- Une étude publiée révèle que plus de 140 mm de précipitations sont tombées en moins de 24 heures dans certaines villes, submergeant complètement les réseaux de drainage naturels et provoquant des crues soudaines meurtrières.
- Les fortes précipitations ont coûté la vie à au moins 34 personnes au Ghana, 5 au Togo et 59 en Côte d’Ivoire, d’après l’étude.
La Côte d’Ivoire, le Ghana, le Bénin, le Togo et le Nigeria, cinq pays de l’Afrique de l’Ouest, ont enregistré de fortes pluies diluviennes avec, à la clé, d’importantes inondations, entre les 20 et 22 juin 2026.
Une étude publiée le 16 juillet 2026, par World Weather Attribution, un organisme international qui analyse et de fait connaître l’influence potentielle du changement climatique sur les phénomènes météorologiques extrêmes, sur les risques accrus d’inondations sur les côtes du Golfe de Guinée, révèle que plus de 140 mm de précipitations sont tombées en moins de 24 heures dans certaines villes, submergeant complètement les réseaux de drainage naturels et provoquant des crues soudaines meurtrières.
Les fortes précipitations ont coûté la vie à au moins 34 personnes au Ghana, 5 au Togo et 59 en Côte d’Ivoire, d’après l’étude.

Les auteurs de l’étude soulignent que les inondations ont touché une région très densément peuplée, où l’urbanisation rapide et l’extension des quartiers formels et informels dans les plaines inondables, ainsi que la conversion de la végétation naturelle en terres cultivées, ont réduit la capacité de drainage naturelle, et ont accru la vulnérabilité aux inondations.
La chercheuse Joyce Kimutai, qui étudie les phénomènes météorologiques extrêmes et le changement climatique au Imperial College London, et auteure principale de l’étude, souligne dans un communiqué, que la tendance à une forte augmentation des précipitations observée , laisse clairement apparaître que le réchauffement d’origine humaine a aggravé ce phénomène et l’a rendu plus pluvieux, avec des conséquences dévastatrices.
« Cette étude illustre clairement la nécessité d’une coopération internationale en matière de justice climatique. Les pays industrialisés ont la responsabilité d’aider des pays comme le Togo, la Côte d’Ivoire et le Ghana à s’adapter à un problème qui s’aggrave, et dont ils ne sont pas à l’origine », dit-elle.

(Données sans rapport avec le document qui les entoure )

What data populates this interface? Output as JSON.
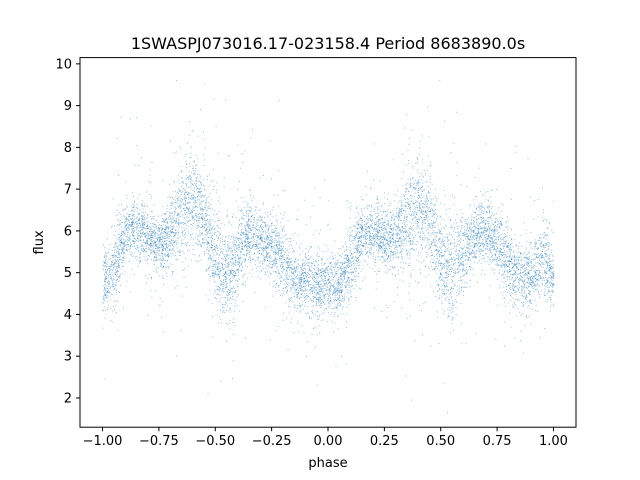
{
  "chart_data": {
    "type": "scatter",
    "title": "1SWASPJ073016.17-023158.4 Period 8683890.0s",
    "xlabel": "phase",
    "ylabel": "flux",
    "xlim": [
      -1.1,
      1.1
    ],
    "ylim": [
      1.3,
      10.15
    ],
    "xticks": [
      -1.0,
      -0.75,
      -0.5,
      -0.25,
      0.0,
      0.25,
      0.5,
      0.75,
      1.0
    ],
    "xtick_labels": [
      "−1.00",
      "−0.75",
      "−0.50",
      "−0.25",
      "0.00",
      "0.25",
      "0.50",
      "0.75",
      "1.00"
    ],
    "yticks": [
      2,
      3,
      4,
      5,
      6,
      7,
      8,
      9,
      10
    ],
    "ytick_labels": [
      "2",
      "3",
      "4",
      "5",
      "6",
      "7",
      "8",
      "9",
      "10"
    ],
    "grid": false,
    "point_color": "#1f77b4",
    "point_alpha": 0.55,
    "phase_profile": [
      [
        -1.0,
        4.7,
        0.35
      ],
      [
        -0.95,
        5.1,
        0.45
      ],
      [
        -0.9,
        6.0,
        0.35
      ],
      [
        -0.85,
        6.1,
        0.4
      ],
      [
        -0.8,
        5.8,
        0.35
      ],
      [
        -0.75,
        5.7,
        0.35
      ],
      [
        -0.7,
        5.9,
        0.45
      ],
      [
        -0.65,
        6.5,
        0.6
      ],
      [
        -0.6,
        6.8,
        0.6
      ],
      [
        -0.55,
        6.3,
        0.6
      ],
      [
        -0.5,
        5.3,
        0.6
      ],
      [
        -0.45,
        4.9,
        0.6
      ],
      [
        -0.4,
        5.4,
        0.5
      ],
      [
        -0.35,
        6.0,
        0.4
      ],
      [
        -0.3,
        5.8,
        0.35
      ],
      [
        -0.25,
        5.7,
        0.35
      ],
      [
        -0.2,
        5.3,
        0.45
      ],
      [
        -0.15,
        4.8,
        0.4
      ],
      [
        -0.1,
        4.9,
        0.35
      ],
      [
        -0.05,
        4.6,
        0.4
      ],
      [
        0.0,
        4.8,
        0.4
      ],
      [
        0.05,
        4.7,
        0.35
      ],
      [
        0.1,
        5.3,
        0.45
      ],
      [
        0.15,
        6.0,
        0.35
      ],
      [
        0.2,
        5.9,
        0.35
      ],
      [
        0.25,
        5.8,
        0.35
      ],
      [
        0.3,
        5.8,
        0.4
      ],
      [
        0.35,
        6.3,
        0.6
      ],
      [
        0.4,
        6.6,
        0.6
      ],
      [
        0.45,
        6.2,
        0.6
      ],
      [
        0.5,
        5.3,
        0.6
      ],
      [
        0.55,
        5.0,
        0.6
      ],
      [
        0.6,
        5.5,
        0.5
      ],
      [
        0.65,
        6.0,
        0.35
      ],
      [
        0.7,
        6.0,
        0.35
      ],
      [
        0.75,
        5.7,
        0.4
      ],
      [
        0.8,
        5.2,
        0.45
      ],
      [
        0.85,
        4.9,
        0.4
      ],
      [
        0.9,
        4.9,
        0.4
      ],
      [
        0.95,
        5.4,
        0.45
      ],
      [
        1.0,
        4.9,
        0.4
      ]
    ],
    "n_points": 9000
  }
}
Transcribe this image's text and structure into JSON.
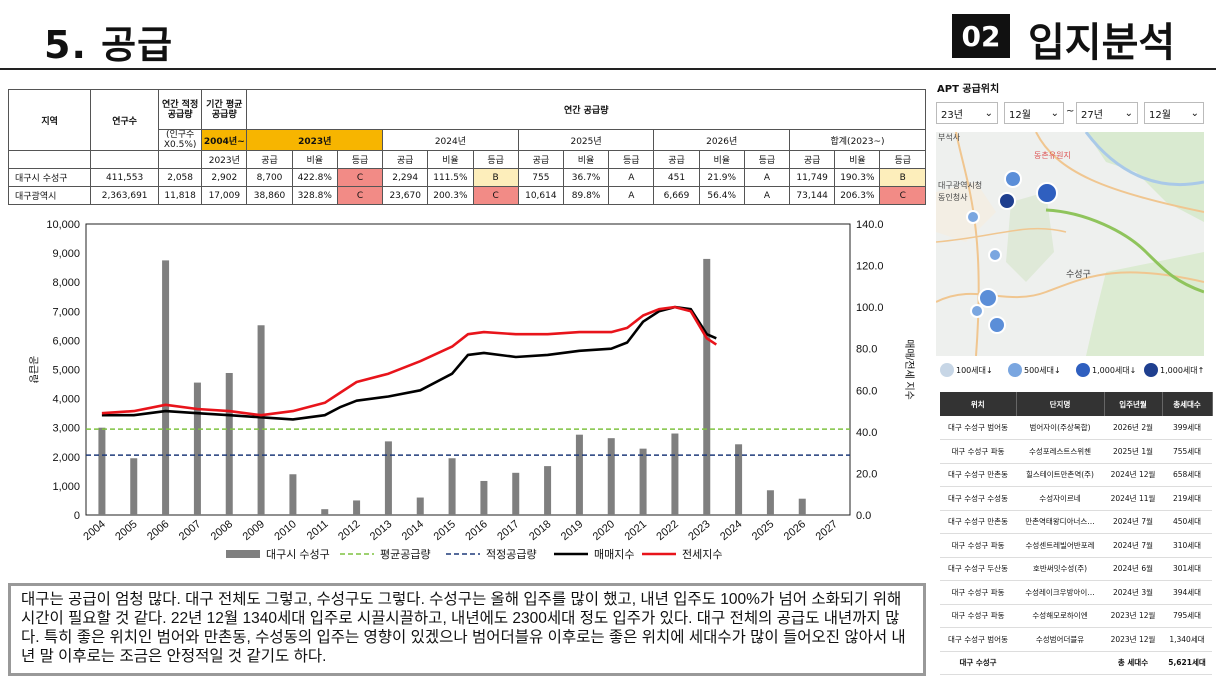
{
  "header": {
    "title": "5. 공급",
    "section_number": "02",
    "section_title": "입지분석"
  },
  "table": {
    "h_region": "지역",
    "h_population": "연구수",
    "h_annual_proper": "연간 적정 공급량",
    "h_pct": "(인구수 X0.5%)",
    "h_period_avg": "기간 평균 공급량",
    "h_period_range": "2004년~",
    "h_period_end": "2023년",
    "h_annual_supply": "연간 공급량",
    "years": [
      "2023년",
      "2024년",
      "2025년",
      "2026년",
      "합계(2023~)"
    ],
    "sub": [
      "공급",
      "비율",
      "등급"
    ],
    "rows": [
      {
        "region": "대구시 수성구",
        "population": "411,553",
        "proper": "2,058",
        "avg": "2,902",
        "cells": [
          [
            "8,700",
            "422.8%",
            "C"
          ],
          [
            "2,294",
            "111.5%",
            "B"
          ],
          [
            "755",
            "36.7%",
            "A"
          ],
          [
            "451",
            "21.9%",
            "A"
          ],
          [
            "11,749",
            "190.3%",
            "B"
          ]
        ]
      },
      {
        "region": "대구광역시",
        "population": "2,363,691",
        "proper": "11,818",
        "avg": "17,009",
        "cells": [
          [
            "38,860",
            "328.8%",
            "C"
          ],
          [
            "23,670",
            "200.3%",
            "C"
          ],
          [
            "10,614",
            "89.8%",
            "A"
          ],
          [
            "6,669",
            "56.4%",
            "A"
          ],
          [
            "73,144",
            "206.3%",
            "C"
          ]
        ]
      }
    ]
  },
  "chart_data": {
    "type": "bar",
    "categories": [
      "2004",
      "2005",
      "2006",
      "2007",
      "2008",
      "2009",
      "2010",
      "2011",
      "2012",
      "2013",
      "2014",
      "2015",
      "2016",
      "2017",
      "2018",
      "2019",
      "2020",
      "2021",
      "2022",
      "2023",
      "2024",
      "2025",
      "2026",
      "2027"
    ],
    "series": [
      {
        "name": "대구시 수성구",
        "type": "bar",
        "axis": "left",
        "values": [
          3000,
          1950,
          8750,
          4550,
          4880,
          6520,
          1400,
          200,
          500,
          2530,
          600,
          1950,
          1170,
          1450,
          1680,
          2760,
          2640,
          2280,
          2800,
          8800,
          2430,
          850,
          560,
          0
        ]
      },
      {
        "name": "평균공급량",
        "type": "line",
        "axis": "left",
        "values": [
          2950,
          2950,
          2950,
          2950,
          2950,
          2950,
          2950,
          2950,
          2950,
          2950,
          2950,
          2950,
          2950,
          2950,
          2950,
          2950,
          2950,
          2950,
          2950,
          2950,
          2950,
          2950,
          2950,
          2950
        ]
      },
      {
        "name": "적정공급량",
        "type": "line",
        "axis": "left",
        "values": [
          2058,
          2058,
          2058,
          2058,
          2058,
          2058,
          2058,
          2058,
          2058,
          2058,
          2058,
          2058,
          2058,
          2058,
          2058,
          2058,
          2058,
          2058,
          2058,
          2058,
          2058,
          2058,
          2058,
          2058
        ]
      },
      {
        "name": "매매지수",
        "type": "line",
        "axis": "right",
        "x": [
          2004,
          2005,
          2006,
          2007,
          2008,
          2009,
          2010,
          2011,
          2011.5,
          2012,
          2013,
          2014,
          2015,
          2015.5,
          2016,
          2017,
          2018,
          2019,
          2020,
          2020.5,
          2021,
          2021.5,
          2022,
          2022.5,
          2023,
          2023.3
        ],
        "values": [
          48,
          48,
          50,
          49,
          48,
          47,
          46,
          48,
          52,
          55,
          57,
          60,
          68,
          77,
          78,
          76,
          77,
          79,
          80,
          83,
          93,
          98,
          100,
          99,
          87,
          85
        ]
      },
      {
        "name": "전세지수",
        "type": "line",
        "axis": "right",
        "x": [
          2004,
          2005,
          2006,
          2007,
          2008,
          2009,
          2010,
          2011,
          2011.5,
          2012,
          2013,
          2014,
          2015,
          2015.5,
          2016,
          2017,
          2018,
          2019,
          2020,
          2020.5,
          2021,
          2021.5,
          2022,
          2022.5,
          2023,
          2023.3
        ],
        "values": [
          49,
          50,
          53,
          51,
          50,
          48,
          50,
          54,
          59,
          64,
          68,
          74,
          81,
          87,
          88,
          87,
          87,
          88,
          88,
          90,
          96,
          99,
          100,
          98,
          85,
          82
        ]
      }
    ],
    "left_axis": {
      "ylabel": "공급량",
      "ylim": [
        0,
        10000
      ],
      "ticks": [
        "0",
        "1,000",
        "2,000",
        "3,000",
        "4,000",
        "5,000",
        "6,000",
        "7,000",
        "8,000",
        "9,000",
        "10,000"
      ]
    },
    "right_axis": {
      "ylabel": "매매/전세 지수",
      "ylim": [
        0,
        140
      ],
      "ticks": [
        "0.0",
        "20.0",
        "40.0",
        "60.0",
        "80.0",
        "100.0",
        "120.0",
        "140.0"
      ]
    },
    "colors": {
      "bar": "#7f7f7f",
      "avg": "#7fc241",
      "proper": "#1f3a7a",
      "sale": "#000000",
      "jeonse": "#e8141b"
    },
    "legend_position": "bottom"
  },
  "comment": "대구는 공급이 엄청 많다. 대구 전체도 그렇고, 수성구도 그렇다. 수성구는 올해 입주를 많이 했고, 내년 입주도 100%가 넘어 소화되기 위해 시간이 필요할 것 같다. 22년 12월 1340세대 입주로 시끌시끌하고, 내년에도 2300세대 정도 입주가 있다. 대구 전체의 공급도 내년까지 많다. 특히 좋은 위치인 범어와 만촌동, 수성동의 입주는 영향이 있겠으나 범어더블유 이후로는 좋은 위치에 세대수가 많이 들어오진 않아서 내년 말 이후로는 조금은 안정적일 것 같기도 하다.",
  "map_panel": {
    "title": "APT 공급위치",
    "from_year": "23년",
    "from_month": "12월",
    "tilde": "~",
    "to_year": "27년",
    "to_month": "12월",
    "map_labels": [
      "대구광역시청",
      "동인청사",
      "수성구",
      "동촌유원지"
    ],
    "legend": [
      "100세대↓",
      "500세대↓",
      "1,000세대↓",
      "1,000세대↑"
    ],
    "apt_headers": [
      "위치",
      "단지명",
      "입주년월",
      "총세대수"
    ],
    "apt_rows": [
      [
        "대구 수성구 범어동",
        "범어자이(주상복합)",
        "2026년 2월",
        "399세대"
      ],
      [
        "대구 수성구 파동",
        "수성포레스트스위첸",
        "2025년 1월",
        "755세대"
      ],
      [
        "대구 수성구 만촌동",
        "힐스테이트만촌역(주)",
        "2024년 12월",
        "658세대"
      ],
      [
        "대구 수성구 수성동",
        "수성자이르네",
        "2024년 11월",
        "219세대"
      ],
      [
        "대구 수성구 만촌동",
        "만촌역태왕디아너스…",
        "2024년 7월",
        "450세대"
      ],
      [
        "대구 수성구 파동",
        "수성센트레빌어반포레",
        "2024년 7월",
        "310세대"
      ],
      [
        "대구 수성구 두산동",
        "호반써밋수성(주)",
        "2024년 6월",
        "301세대"
      ],
      [
        "대구 수성구 파동",
        "수성레이크우방아이…",
        "2024년 3월",
        "394세대"
      ],
      [
        "대구 수성구 파동",
        "수성해모로하이엔",
        "2023년 12월",
        "795세대"
      ],
      [
        "대구 수성구 범어동",
        "수성범어더블유",
        "2023년 12월",
        "1,340세대"
      ]
    ],
    "apt_total": [
      "대구 수성구",
      "총 세대수",
      "5,621세대"
    ]
  }
}
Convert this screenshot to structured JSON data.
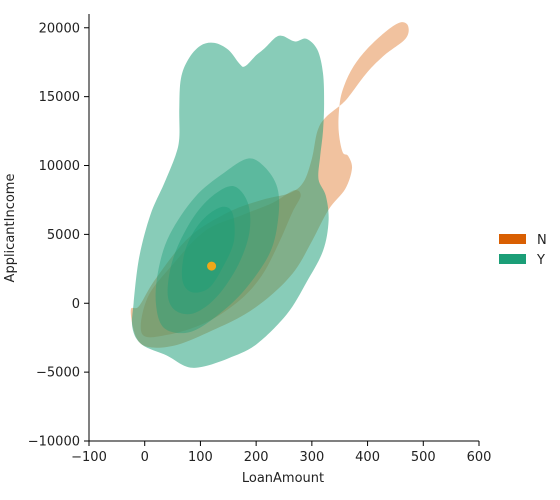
{
  "chart_data": {
    "type": "kde-contour",
    "xlabel": "LoanAmount",
    "ylabel": "ApplicantIncome",
    "xlim": [
      -100,
      600
    ],
    "ylim": [
      -10000,
      21000
    ],
    "xticks": [
      -100,
      0,
      100,
      200,
      300,
      400,
      500,
      600
    ],
    "yticks": [
      -10000,
      -5000,
      0,
      5000,
      10000,
      15000,
      20000
    ],
    "xtick_labels": [
      "−100",
      "0",
      "100",
      "200",
      "300",
      "400",
      "500",
      "600"
    ],
    "ytick_labels": [
      "−10000",
      "−5000",
      "0",
      "5000",
      "10000",
      "15000",
      "20000"
    ],
    "legend": {
      "placement": "right",
      "entries": [
        {
          "label": "N",
          "color": "#d95f02"
        },
        {
          "label": "Y",
          "color": "#1b9e77"
        }
      ]
    },
    "series": [
      {
        "name": "N",
        "color": "#d95f02",
        "levels": [
          {
            "opacity": 0.38,
            "points": [
              [
                -25,
                -500
              ],
              [
                -15,
                -2500
              ],
              [
                10,
                -3200
              ],
              [
                60,
                -3000
              ],
              [
                120,
                -2000
              ],
              [
                180,
                -800
              ],
              [
                230,
                700
              ],
              [
                270,
                2400
              ],
              [
                300,
                4500
              ],
              [
                330,
                6800
              ],
              [
                360,
                8300
              ],
              [
                372,
                9800
              ],
              [
                365,
                10700
              ],
              [
                355,
                11000
              ],
              [
                348,
                12600
              ],
              [
                350,
                14500
              ],
              [
                358,
                15800
              ],
              [
                375,
                17200
              ],
              [
                400,
                18500
              ],
              [
                435,
                19800
              ],
              [
                460,
                20400
              ],
              [
                473,
                20100
              ],
              [
                468,
                19200
              ],
              [
                430,
                18000
              ],
              [
                400,
                16800
              ],
              [
                370,
                15200
              ],
              [
                355,
                14500
              ],
              [
                325,
                13500
              ],
              [
                310,
                12500
              ],
              [
                300,
                10500
              ],
              [
                285,
                8800
              ],
              [
                260,
                8000
              ],
              [
                210,
                7500
              ],
              [
                150,
                6600
              ],
              [
                80,
                4800
              ],
              [
                20,
                1800
              ],
              [
                -10,
                -200
              ]
            ]
          },
          {
            "opacity": 0.3,
            "points": [
              [
                -5,
                -2200
              ],
              [
                40,
                -2300
              ],
              [
                110,
                -1400
              ],
              [
                170,
                200
              ],
              [
                210,
                2000
              ],
              [
                240,
                4300
              ],
              [
                265,
                6600
              ],
              [
                280,
                7800
              ],
              [
                268,
                8200
              ],
              [
                230,
                7300
              ],
              [
                175,
                6400
              ],
              [
                110,
                5300
              ],
              [
                50,
                2800
              ],
              [
                5,
                400
              ]
            ]
          }
        ]
      },
      {
        "name": "Y",
        "color": "#1b9e77",
        "levels": [
          {
            "opacity": 0.52,
            "points": [
              [
                -20,
                0
              ],
              [
                -22,
                -1800
              ],
              [
                -5,
                -3000
              ],
              [
                40,
                -3800
              ],
              [
                75,
                -4600
              ],
              [
                105,
                -4600
              ],
              [
                150,
                -4000
              ],
              [
                200,
                -3000
              ],
              [
                255,
                -800
              ],
              [
                290,
                1500
              ],
              [
                320,
                3800
              ],
              [
                330,
                6000
              ],
              [
                325,
                7800
              ],
              [
                312,
                9000
              ],
              [
                315,
                10700
              ],
              [
                320,
                12500
              ],
              [
                322,
                14500
              ],
              [
                320,
                16700
              ],
              [
                310,
                18400
              ],
              [
                290,
                19200
              ],
              [
                270,
                19000
              ],
              [
                248,
                19400
              ],
              [
                235,
                19300
              ],
              [
                215,
                18500
              ],
              [
                200,
                18000
              ],
              [
                180,
                17200
              ],
              [
                170,
                17400
              ],
              [
                150,
                18400
              ],
              [
                125,
                18900
              ],
              [
                100,
                18700
              ],
              [
                78,
                17700
              ],
              [
                65,
                16300
              ],
              [
                62,
                14200
              ],
              [
                62,
                12000
              ],
              [
                55,
                10700
              ],
              [
                35,
                8700
              ],
              [
                10,
                6400
              ],
              [
                -10,
                3300
              ]
            ]
          },
          {
            "opacity": 0.4,
            "points": [
              [
                20,
                0
              ],
              [
                35,
                -1800
              ],
              [
                80,
                -2100
              ],
              [
                130,
                -900
              ],
              [
                180,
                1000
              ],
              [
                225,
                3700
              ],
              [
                240,
                6300
              ],
              [
                238,
                8400
              ],
              [
                215,
                9900
              ],
              [
                185,
                10500
              ],
              [
                140,
                9400
              ],
              [
                90,
                7700
              ],
              [
                45,
                5000
              ],
              [
                25,
                2500
              ]
            ]
          },
          {
            "opacity": 0.42,
            "points": [
              [
                42,
                400
              ],
              [
                58,
                -600
              ],
              [
                90,
                -700
              ],
              [
                130,
                500
              ],
              [
                168,
                2800
              ],
              [
                188,
                5200
              ],
              [
                185,
                7300
              ],
              [
                160,
                8500
              ],
              [
                125,
                7900
              ],
              [
                90,
                6400
              ],
              [
                60,
                4200
              ],
              [
                45,
                2300
              ]
            ]
          },
          {
            "opacity": 0.45,
            "points": [
              [
                68,
                1600
              ],
              [
                85,
                800
              ],
              [
                115,
                1100
              ],
              [
                140,
                2600
              ],
              [
                160,
                4500
              ],
              [
                158,
                6500
              ],
              [
                140,
                7000
              ],
              [
                110,
                6300
              ],
              [
                85,
                5000
              ],
              [
                70,
                3400
              ]
            ]
          }
        ]
      }
    ],
    "markers": [
      {
        "x": 120,
        "y": 2700,
        "color": "#f0a818"
      }
    ]
  }
}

Kimutai explique à Mongabay que la région côtière de l’Afrique de l’Ouest est particulièrement vulnérable aux inondations en raison de la conjonction de multiples facteurs de risque. Elle pointe du doigt la croissance démographique rapide et l’urbanisation, ayant entraîné une forte concentration de population dans les villes côtières de faible altitude, tout en exposant les systèmes lagunaires aux inondations.
En sus, selon elle, l’expansion urbaine a souvent devancé le développement des infrastructures, ce qui a entraîné un drainage insuffisant, l’apparition d’habitats informels dans des zones à haut risque et une exposition accrue des personnes et des biens aux risques d’inondations.
Le professeur Michel Boko, climatologue à l’université d’Abomey-Calavi au Bénin, qui n’a pas participé à l’étude, abonde dans le même sens que Kimutai, expliquant au téléphone à Mongabay, que l’urbanisation anarchique, avec des constructions à la hussarde, est à l’origine du phénomène d’inondation dans ces pays ouest-africains. Ces constructions obstruant le drainage des eaux.
« Le climat change par nos comportements et notre façon de faire. Il ne faut pas rester dans les lits d’eau. Il y a des choses qu’on fait, qu’on ne doit pas faire. Dans tous ces pays-là, c’est presque cela. Là où l’eau passe, on construit dans les lits d’eau. Lorsque l’eau va vouloir passer et ne trouvera pas de passage, elle inondera de partout ».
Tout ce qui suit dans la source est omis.